Signet CEO Gina Drosos blamed the drop on “macroeconomic headwinds that worsened late in the quarter” and an anticipated decline in people getting engaged, due to less dating during the COVID-19 pandemic. But she said that trend should reverse itself by next year.
“We have identified and tracked a proprietary list of 45 milestones that trace a couple’s journey through four major relationship stages—meeting, exclusivity, committed, and engagement,” she said, according to a SeekingAlpha transcript. “Couples traveling together is one of the top milestones later in the couple’s journey to engagement.… Searches for ‘couple’s vacations’ on TikTok are currently twice what they were in [the previous quarter].”
The sales decline was also fueled by a drop in average transaction value, particularly in bridal, which represents 50% of Signet’s business.
In response to a question, Drosos said lower average transaction was not due to price reductions for lab-grown diamonds.
“We’ve consistently seen [lab-created diamond customers] trade up to a larger stone,” Drosos said, noting that lab-created diamonds currently constitute about 15% of its business.
“We believe that the majority of our customers still prefer their rarity that comes from buying a one-of-a-kind natural diamond,” she added.
Drosos said the company has increased its fashion business by 36% in the past three years, making it a bigger portion of its mix.
“In fashion, we continue to see pressure at lower price points, as has been the case for the past year,” she said. “However, later in the quarter, we began to see degradation at higher price points, between $1,000 and $5,000 in fashion. Price points remain strong at $5,000 and above.”
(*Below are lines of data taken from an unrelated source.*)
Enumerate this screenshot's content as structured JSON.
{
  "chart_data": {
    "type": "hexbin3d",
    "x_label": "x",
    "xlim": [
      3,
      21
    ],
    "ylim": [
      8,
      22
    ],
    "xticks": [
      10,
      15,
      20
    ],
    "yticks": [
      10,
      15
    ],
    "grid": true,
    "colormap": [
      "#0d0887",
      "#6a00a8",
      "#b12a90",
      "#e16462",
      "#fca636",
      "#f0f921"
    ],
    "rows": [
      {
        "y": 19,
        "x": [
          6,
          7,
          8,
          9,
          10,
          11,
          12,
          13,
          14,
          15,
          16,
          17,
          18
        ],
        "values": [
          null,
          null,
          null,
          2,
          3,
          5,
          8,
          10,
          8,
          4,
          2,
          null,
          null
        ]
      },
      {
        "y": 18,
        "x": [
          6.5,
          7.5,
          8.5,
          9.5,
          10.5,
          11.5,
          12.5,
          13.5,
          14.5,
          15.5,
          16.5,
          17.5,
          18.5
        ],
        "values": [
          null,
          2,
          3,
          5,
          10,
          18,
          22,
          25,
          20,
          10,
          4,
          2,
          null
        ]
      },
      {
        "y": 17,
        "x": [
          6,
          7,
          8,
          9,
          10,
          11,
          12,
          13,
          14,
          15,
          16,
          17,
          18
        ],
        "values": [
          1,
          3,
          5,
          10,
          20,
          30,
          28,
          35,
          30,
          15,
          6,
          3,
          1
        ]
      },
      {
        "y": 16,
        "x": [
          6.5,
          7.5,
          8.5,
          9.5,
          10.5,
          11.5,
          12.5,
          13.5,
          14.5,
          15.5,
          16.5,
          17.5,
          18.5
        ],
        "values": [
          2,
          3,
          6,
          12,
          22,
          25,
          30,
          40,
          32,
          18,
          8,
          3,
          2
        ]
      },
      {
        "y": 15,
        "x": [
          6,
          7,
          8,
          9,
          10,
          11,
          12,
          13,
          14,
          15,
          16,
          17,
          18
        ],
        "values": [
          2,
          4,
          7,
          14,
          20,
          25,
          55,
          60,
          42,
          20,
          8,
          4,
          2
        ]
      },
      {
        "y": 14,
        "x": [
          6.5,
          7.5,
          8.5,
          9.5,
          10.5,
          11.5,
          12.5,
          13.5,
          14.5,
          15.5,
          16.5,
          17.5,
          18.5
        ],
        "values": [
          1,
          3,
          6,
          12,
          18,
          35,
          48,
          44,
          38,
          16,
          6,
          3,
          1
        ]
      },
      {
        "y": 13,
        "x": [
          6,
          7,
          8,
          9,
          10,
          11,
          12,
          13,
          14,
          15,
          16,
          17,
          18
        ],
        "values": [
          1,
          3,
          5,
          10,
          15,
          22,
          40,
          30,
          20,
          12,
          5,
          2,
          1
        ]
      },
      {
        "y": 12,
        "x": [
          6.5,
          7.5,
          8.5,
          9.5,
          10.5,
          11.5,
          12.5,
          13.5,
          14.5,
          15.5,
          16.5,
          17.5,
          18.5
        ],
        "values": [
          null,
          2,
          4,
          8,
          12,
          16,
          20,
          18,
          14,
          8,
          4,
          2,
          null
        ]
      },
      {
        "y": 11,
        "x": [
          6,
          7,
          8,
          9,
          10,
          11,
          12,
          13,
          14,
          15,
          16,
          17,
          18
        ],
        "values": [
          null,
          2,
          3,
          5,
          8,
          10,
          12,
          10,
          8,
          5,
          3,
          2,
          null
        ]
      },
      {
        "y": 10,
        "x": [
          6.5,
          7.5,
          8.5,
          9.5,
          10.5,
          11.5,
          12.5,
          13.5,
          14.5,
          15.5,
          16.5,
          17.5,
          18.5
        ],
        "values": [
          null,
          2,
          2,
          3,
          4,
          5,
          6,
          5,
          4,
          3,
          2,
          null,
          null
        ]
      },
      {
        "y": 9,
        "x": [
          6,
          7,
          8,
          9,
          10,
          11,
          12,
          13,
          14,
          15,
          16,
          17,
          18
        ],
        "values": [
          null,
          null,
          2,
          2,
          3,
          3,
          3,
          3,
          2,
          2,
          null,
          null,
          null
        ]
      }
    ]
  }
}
One bright spot was Signet’s services business—particularly repairs and warranties—which grew more than 5% over last year. The custom jewelry segment also “bucked the [larger] trend,” showing growth over the quarter, Drosos said.
Hilson said last year’s acquisition of e-tailer Blue Nile is “doing quite nicely for us,” and “the combination of the digital banners [James Allen and Blue Nile] has really demonstrated strength.”
Drosos also said that Signet would continue to invest in its business, particularly in increasing its data capability. “We’ve already built nearly 30 million customer profiles,” she said. “I want to put this into perspective for you. We estimate those 30 million customer profiles represent roughly 40% of U.S. jewelry customers who make a purchase in a given year, and we’ve been adding over 1 million new profiles every month.”
The company lowered its guidance for fiscal year 2024 to $7.1 billion–$7.3 billion in sales, with operating income of $635 million–$675 million. That’s down from its prior sales guidance of $7.67 billion to $7.84 billion, and operating income guidance of $765 million to $800 million.
Signet also repurchased $39.1 million of shares during the first quarter, and issued a $0.23 per share cash dividend for the second quarter.